Nella società post moderna riscontriamo un’incremento della religiosità e della spiritualità nonostante i tentativi di eclissare il sacro con l’ateismo, la secolarizzazione e il relativismo. Questa richiesta è evidente anche nel settore sanitario. L’ Internal Medicine News informa che venti facoltà di medicina negli Stati Uniti prospettano agli studenti corsi di spiritualità, sottolineando, nel processo terapeutico, la rilevanza delle convinzioni religiose del paziente. Per E. Pellegrino, già docente alla Georgetown University di Washington, «l’insegnamento della spiritualità è essenziale se si vede la guarigione come un processo che unisce tutte le energie del soggetto, in una visione olistica della malattia» (American Journal of Public Health, marzo 1997, n. 6). C De Bernard nel testo «L’effetto corporeo dell’Estrema Unzione» (Castaldi, 1962) sottolinea che, anche nel passato, alcuni Dottori della Chiesa, tra cui san Tommaso e san Bonaventura, rimarcano l’ampia correlazione tra aspetto fisico e aspetto spirituale. Questa visione fu sintetizzata dal cardinale J.M. Lustiger: «Certo non è sufficiente “medicalizzare” il malato; occorre andare alle radici del male. Ogni malattia ha una dimensione spirituale, poiché l’uomo non è una macchina da riparare con pezzi di ricambio, con mezzi meramente tecnici. Prima occorre purificare il cuore e poi far posto ai medici, ed essi pure preghino il Signore che faccia trovare loro un rimedio per sollevare il malato» (Le Sacrament de l’Onction des malades, Cerf 1990, 23).

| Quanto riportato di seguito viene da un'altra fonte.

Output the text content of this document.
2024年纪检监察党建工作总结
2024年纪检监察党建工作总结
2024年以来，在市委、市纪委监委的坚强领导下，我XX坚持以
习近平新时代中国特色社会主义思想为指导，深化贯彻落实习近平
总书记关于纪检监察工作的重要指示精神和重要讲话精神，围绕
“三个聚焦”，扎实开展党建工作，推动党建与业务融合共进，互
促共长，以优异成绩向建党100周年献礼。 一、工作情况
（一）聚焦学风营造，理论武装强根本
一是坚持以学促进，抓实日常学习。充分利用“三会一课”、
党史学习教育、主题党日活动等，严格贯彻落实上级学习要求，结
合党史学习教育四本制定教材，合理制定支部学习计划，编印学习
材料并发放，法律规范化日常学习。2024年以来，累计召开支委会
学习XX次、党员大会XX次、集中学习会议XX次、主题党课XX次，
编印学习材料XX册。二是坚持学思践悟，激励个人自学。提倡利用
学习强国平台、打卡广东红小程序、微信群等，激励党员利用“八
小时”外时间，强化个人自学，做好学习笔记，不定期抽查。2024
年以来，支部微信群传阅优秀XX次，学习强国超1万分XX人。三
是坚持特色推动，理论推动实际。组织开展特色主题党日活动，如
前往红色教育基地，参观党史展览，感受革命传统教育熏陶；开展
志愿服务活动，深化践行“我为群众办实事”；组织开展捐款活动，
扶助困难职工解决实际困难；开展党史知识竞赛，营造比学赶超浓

Da ultimo, non possiamo trascurare che alcuni studi condotti con metodologie scientifiche, ma ignorati nell’ambito sanitario italiano, hanno mostrato l’effetto positivo della fede sugli ammalati. Mi riferisco ai risultati delle ricerche condotte nelle università statunitensi che hanno confermato, anche per l’azione della fede e della preghiera, notevoli miglioramenti delle condizioni cliniche dei pazienti, Tra le tante segnalo quella del cardiologo R. Byrd del San Francisco General Hospital condotta su quattrocento pazienti ricoverati in unità coronaria. La sua conclusione: «Positive therapeutic effects of intercessory prayer in a coronary care unit population » (cfr Southern Medical Journal, 97, 1988, pp. 826-829). Pur essendo doverosa la prudenza nella lettura dei dati, essendo un argomento controverso che oltrepassa la medicina e l’ambito sperimentale, senz’altro la preghiera può essere ritenuta anche un elemento terapeutico.